In India, Aditya Pundir is training teachers to talk to middle school, high school, and college students about climate change.
In Brazil, Roberto Vámos is meeting with high-ranking government officials to push for a strong pledge to cut greenhouse-gas emissions.
In Australia, Adam Majcher is laying the groundwork for major rallies calling for action on climate change.
All three work for Al Gore.
Climate Reality Project, Gore's green group, is recruiting activists in eight countries expected to play a key role at a major climate summit in Paris later this year. The group hopes that each country will sharply curb greenhouse-gas emissions by signing onto an international agreement to stave off the most devastating impacts of global warming.

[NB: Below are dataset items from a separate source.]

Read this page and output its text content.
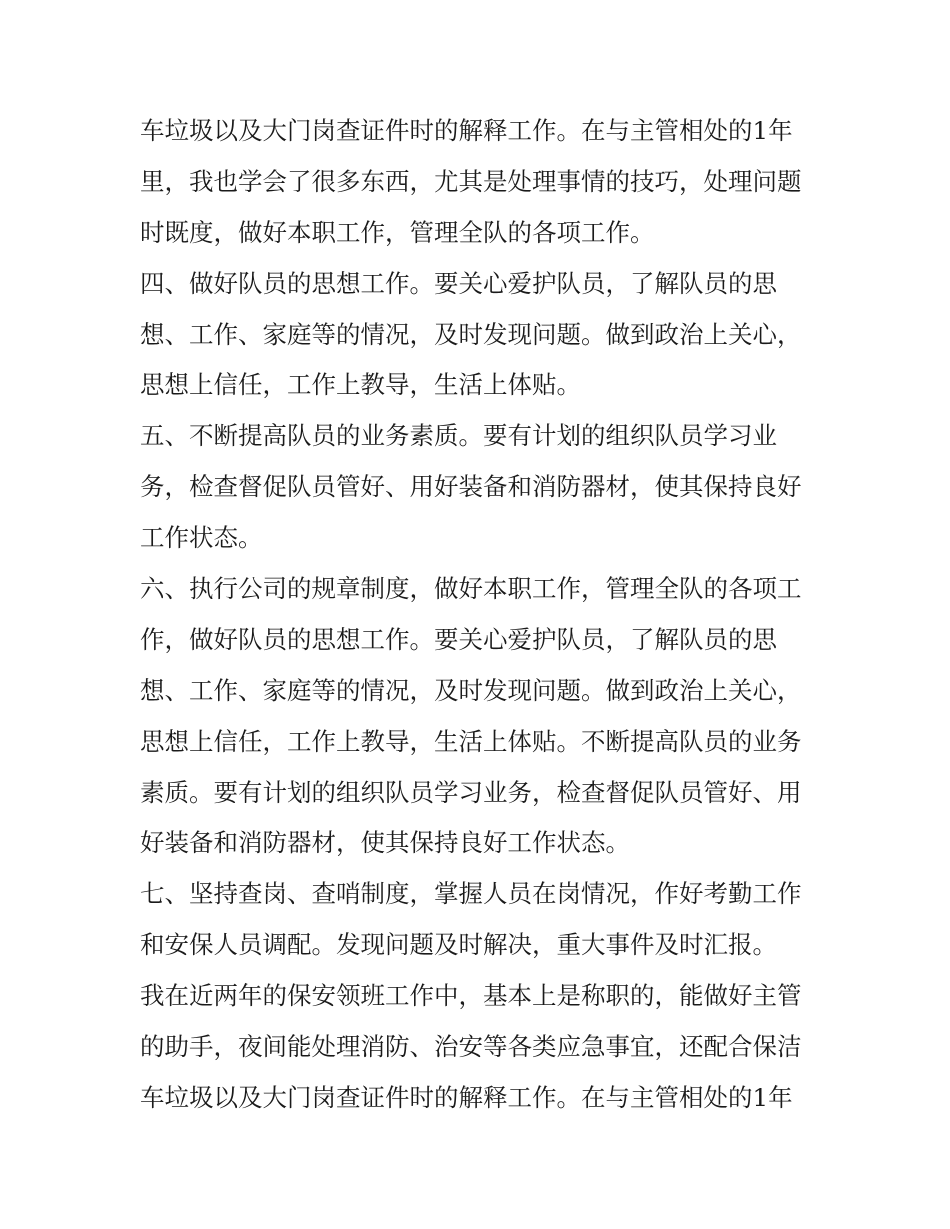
车垃圾以及大门岗查证件时的解释工作。在与主管相处的1年
里，我也学会了很多东西，尤其是处理事情的技巧，处理问题
时既度，做好本职工作，管理全队的各项工作。
四、做好队员的思想工作。要关心爱护队员，了解队员的思
想、工作、家庭等的情况，及时发现问题。做到政治上关心，
思想上信任，工作上教导，生活上体贴。
五、不断提高队员的业务素质。要有计划的组织队员学习业
务，检查督促队员管好、用好装备和消防器材，使其保持良好
工作状态。
六、执行公司的规章制度，做好本职工作，管理全队的各项工
作，做好队员的思想工作。要关心爱护队员，了解队员的思
想、工作、家庭等的情况，及时发现问题。做到政治上关心，
思想上信任，工作上教导，生活上体贴。不断提高队员的业务
素质。要有计划的组织队员学习业务，检查督促队员管好、用
好装备和消防器材，使其保持良好工作状态。
七、坚持查岗、查哨制度，掌握人员在岗情况，作好考勤工作
和安保人员调配。发现问题及时解决，重大事件及时汇报。
我在近两年的保安领班工作中，基本上是称职的，能做好主管
的助手，夜间能处理消防、治安等各类应急事宜，还配合保洁
车垃圾以及大门岗查证件时的解释工作。在与主管相处的1年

The effort extends across Australia, Brazil, Canada, China, India, the Philippines, South Africa, and the United States. "We're pushing to make urgent action a necessity and really create the will for political action on climate change," Climate Reality president and CEO Ken Berlin said in an interview.
But Gore isn't just looking overseas.
The former vice president, Nobel Prize winner, and star of an Oscar-winning documentary has raised some eyebrows with his plans here at home. In May, Gore is headed to Cedar Rapids, Iowa to train the next batch of Climate Reality Leaders, volunteers taught to talk about climate science and call for action to rein in rising emissions.